METHODS: This is a two-armed randomized control trial with repeated measures. Thirty-eight adult (18+ years) patients diagnosed with either primary or secondary GBM who are scheduled to receive standard radiation and concurrent adjuvant Temozolomide chemotherapy post-surgical debulking as well as received any dose of DEX will be recruited through the neuro-oncology clinic and the QEII Cancer Center. Patients will be randomly allocated to a standard of care group (SOC) or SOC+RT group (EX). Those in the SOC group will be advised to maintain an active lifestyle for the 12-week intervention whereas those in the EX group will receive a personalized 12-week circuit-based RT program. This program will consist of 3-4 supervised RT sessions/wk. During each session participants will perform a RT program that is comprised of 3 circuits. Each circuit will include 3 sets of 3 different exercises. Each exercise set will be 1 minute in duration (20 seconds/exercise) with 1 minute of rest between sets. Initial exercise intensity will be light and will increase throughout the program based on the participant's progress. All exercise programs will be designed and supervised by a Clinical Exercise Physiologist (CEP). The primary outcome measure for the study is functional performance which will be assessed using the Short Physical Performance Battery and hand grip strength. Secondary outcome measures will include body composition, aerobic fitness, physical activity levels, general health, QOL, fatigue, and cognitive function. All measures will be assessed pre/post-intervention. Safety and exercise adherence will be assessed throughout the study.

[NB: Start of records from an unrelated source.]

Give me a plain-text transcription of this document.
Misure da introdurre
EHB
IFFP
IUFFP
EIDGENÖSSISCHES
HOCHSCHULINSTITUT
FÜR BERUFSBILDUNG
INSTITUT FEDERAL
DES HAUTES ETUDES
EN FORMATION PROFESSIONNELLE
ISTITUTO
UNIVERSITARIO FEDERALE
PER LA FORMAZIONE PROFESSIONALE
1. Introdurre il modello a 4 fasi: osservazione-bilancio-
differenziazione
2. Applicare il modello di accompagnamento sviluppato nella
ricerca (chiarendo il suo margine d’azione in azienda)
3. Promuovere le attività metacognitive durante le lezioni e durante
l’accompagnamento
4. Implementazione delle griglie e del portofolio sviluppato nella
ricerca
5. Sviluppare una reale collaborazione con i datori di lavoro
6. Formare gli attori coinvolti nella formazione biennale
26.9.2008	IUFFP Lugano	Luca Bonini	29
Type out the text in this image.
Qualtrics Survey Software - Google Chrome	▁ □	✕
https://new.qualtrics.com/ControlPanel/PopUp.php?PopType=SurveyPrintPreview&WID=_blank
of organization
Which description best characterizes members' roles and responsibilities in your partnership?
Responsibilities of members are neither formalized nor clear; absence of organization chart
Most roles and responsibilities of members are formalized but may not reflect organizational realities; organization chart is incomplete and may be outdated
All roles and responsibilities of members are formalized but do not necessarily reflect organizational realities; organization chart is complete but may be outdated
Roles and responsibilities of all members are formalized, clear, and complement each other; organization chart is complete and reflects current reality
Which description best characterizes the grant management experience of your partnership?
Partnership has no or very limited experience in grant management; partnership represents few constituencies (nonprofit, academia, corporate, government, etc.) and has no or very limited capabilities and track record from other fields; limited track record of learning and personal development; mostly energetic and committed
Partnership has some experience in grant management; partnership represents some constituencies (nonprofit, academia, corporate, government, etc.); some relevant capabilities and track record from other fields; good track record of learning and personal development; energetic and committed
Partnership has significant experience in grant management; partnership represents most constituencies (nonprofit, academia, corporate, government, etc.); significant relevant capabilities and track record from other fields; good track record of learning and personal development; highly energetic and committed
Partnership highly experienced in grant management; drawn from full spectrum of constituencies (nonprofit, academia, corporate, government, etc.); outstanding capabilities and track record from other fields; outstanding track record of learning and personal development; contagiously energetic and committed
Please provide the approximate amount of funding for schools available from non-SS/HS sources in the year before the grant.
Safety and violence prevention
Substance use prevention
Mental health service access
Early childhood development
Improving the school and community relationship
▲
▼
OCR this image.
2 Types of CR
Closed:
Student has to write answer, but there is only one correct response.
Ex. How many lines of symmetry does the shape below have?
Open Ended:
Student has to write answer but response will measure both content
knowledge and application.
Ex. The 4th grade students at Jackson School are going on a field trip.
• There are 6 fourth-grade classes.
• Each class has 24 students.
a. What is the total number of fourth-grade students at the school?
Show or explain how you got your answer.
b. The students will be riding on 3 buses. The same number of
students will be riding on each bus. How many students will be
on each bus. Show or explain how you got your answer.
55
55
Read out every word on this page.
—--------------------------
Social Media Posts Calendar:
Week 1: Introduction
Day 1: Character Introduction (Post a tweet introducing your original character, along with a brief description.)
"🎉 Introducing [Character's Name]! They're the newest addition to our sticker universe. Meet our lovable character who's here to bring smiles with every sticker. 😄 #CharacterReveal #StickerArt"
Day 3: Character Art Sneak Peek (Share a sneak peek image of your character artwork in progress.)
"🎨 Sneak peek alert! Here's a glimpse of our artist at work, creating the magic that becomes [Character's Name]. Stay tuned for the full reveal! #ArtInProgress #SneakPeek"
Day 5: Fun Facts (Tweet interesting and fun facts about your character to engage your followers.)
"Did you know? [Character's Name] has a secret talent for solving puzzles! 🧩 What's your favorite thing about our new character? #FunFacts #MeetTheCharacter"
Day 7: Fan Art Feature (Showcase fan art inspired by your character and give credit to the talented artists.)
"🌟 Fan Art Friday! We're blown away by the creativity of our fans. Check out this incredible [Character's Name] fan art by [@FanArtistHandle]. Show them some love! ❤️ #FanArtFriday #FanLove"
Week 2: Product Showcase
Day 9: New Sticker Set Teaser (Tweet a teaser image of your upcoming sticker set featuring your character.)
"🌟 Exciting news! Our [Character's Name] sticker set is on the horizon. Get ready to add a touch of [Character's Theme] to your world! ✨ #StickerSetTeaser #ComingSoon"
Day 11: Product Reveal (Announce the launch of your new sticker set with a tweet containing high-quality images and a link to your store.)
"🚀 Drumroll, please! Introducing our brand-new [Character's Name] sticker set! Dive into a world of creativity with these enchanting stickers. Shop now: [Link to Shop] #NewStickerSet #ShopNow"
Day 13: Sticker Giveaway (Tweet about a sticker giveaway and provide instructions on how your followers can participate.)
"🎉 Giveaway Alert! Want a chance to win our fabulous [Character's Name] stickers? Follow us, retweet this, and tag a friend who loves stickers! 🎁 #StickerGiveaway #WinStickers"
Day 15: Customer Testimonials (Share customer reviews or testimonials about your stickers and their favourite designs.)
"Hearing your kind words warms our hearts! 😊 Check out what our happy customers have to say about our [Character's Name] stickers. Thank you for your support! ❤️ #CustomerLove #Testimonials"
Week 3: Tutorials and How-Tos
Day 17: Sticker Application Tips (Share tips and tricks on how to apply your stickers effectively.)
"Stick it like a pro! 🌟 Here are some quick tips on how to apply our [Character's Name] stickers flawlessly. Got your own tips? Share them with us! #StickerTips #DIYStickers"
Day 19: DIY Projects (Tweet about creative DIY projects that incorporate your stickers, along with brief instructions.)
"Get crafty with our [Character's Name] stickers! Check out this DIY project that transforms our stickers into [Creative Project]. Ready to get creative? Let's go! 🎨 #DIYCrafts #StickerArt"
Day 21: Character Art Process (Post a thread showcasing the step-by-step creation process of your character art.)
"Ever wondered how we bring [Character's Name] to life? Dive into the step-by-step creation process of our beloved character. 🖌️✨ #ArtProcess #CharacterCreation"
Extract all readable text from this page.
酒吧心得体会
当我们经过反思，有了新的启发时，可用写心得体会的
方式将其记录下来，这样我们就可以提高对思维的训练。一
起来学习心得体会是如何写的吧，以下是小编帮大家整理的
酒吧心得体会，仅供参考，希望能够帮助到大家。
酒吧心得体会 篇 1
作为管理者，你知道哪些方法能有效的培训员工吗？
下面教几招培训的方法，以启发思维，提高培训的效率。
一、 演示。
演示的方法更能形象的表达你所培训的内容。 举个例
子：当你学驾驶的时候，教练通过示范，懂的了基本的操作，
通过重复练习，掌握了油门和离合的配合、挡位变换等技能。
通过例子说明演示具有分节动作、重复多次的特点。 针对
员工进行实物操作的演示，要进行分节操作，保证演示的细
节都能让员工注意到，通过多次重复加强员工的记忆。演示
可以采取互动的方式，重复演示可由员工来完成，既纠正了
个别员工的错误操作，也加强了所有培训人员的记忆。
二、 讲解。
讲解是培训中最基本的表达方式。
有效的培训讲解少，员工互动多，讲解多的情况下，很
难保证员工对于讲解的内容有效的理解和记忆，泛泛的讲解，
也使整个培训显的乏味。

ANALYSIS: Descriptive statistics will be used to describe the population, accrual, program adherence and safety. Outcome data will be analyzed using an intention to treat approach. All participants will be entered into a mixed effects model with participant group assignment (EX, SOC) at randomization and timepoint (pre- and post-test) as fixed factors and participant entered as a random factor. Due to feasibility in recruiting participants in the allotted time, the study will not be fully powered to detect sex-based differences; however, effect sizes associated with the intervention will be calculated and presented separately for each sex.

SIGNIFICANCE: This study will demonstrate the not only is RT safe and feasible for those with GBM, but that it also significantly improves functional status by protecting against myopathy. This will help GBM patients maintain their independence which could lead to marked improvements in QOL.